Integração Academia-Indústria: Quais características pessoais você acredita que foram um diferencial na contratação?
Jéssica: Minha vontade de fazer acontecer e minha capacidade de resolução de problemas.
Integração Academia-Indústria: Possui algum comentário ou dica para profissionais que estão buscando oportunidades?
Jéssica: Na minha trajetória, percebi que as vagas que eu obtive maior retorno eram as que eu podia moldar o meu currículo para a mesma. Você deve estudar a vaga e a empresa que vai se candidatar e buscar palavras-chave dentro das descrições, inserindo elas no seu currículo e nas experiências que você tiver. Quando colocar suas experiências acadêmicas, não explique sua pesquisa, mas sim, mostre como as atividades que você desempenhou podem auxiliar no desempenho das atividades da vaga pretendida (ex. coordenação de alunos de iniciação científica). No mais, não desista e esteja aberto a não conseguir a vaga dos sonhos logo de primeira.

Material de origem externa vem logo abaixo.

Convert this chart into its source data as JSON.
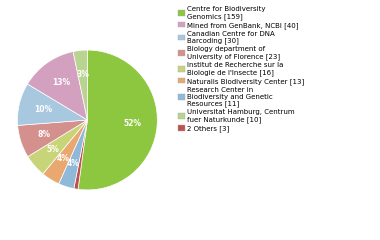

Fica claro como é difícil a inserção de pós-graduados no mercado, ainda mais em uma área pouco comum à nossa formação. Mais uma vez, vemos os estigmas presentes confirmando a mentalidade de algumas empresas de que “perfil muito acadêmico não é adequado para a indústria”. Não é fácil entrar em uma área pouco explorada por nós na graduação, mas com certeza não é impossível e o aprendizado é sempre muito válido. Foram levantados pontos pertinentes que certamente ajudarão muitos mestres e doutores no processo de transição!
Agradecemos de coração a participação da Jéssica e as informações muito valiosas que nos foram cedidas. Desejamos muito sucesso na sua caminhada profissional dentro do meio corporativo, temos certeza de que sua carreira será brilhante e que serás muito bem-sucedida!
“The art of life lies in a constant readjustment to our surroundings.”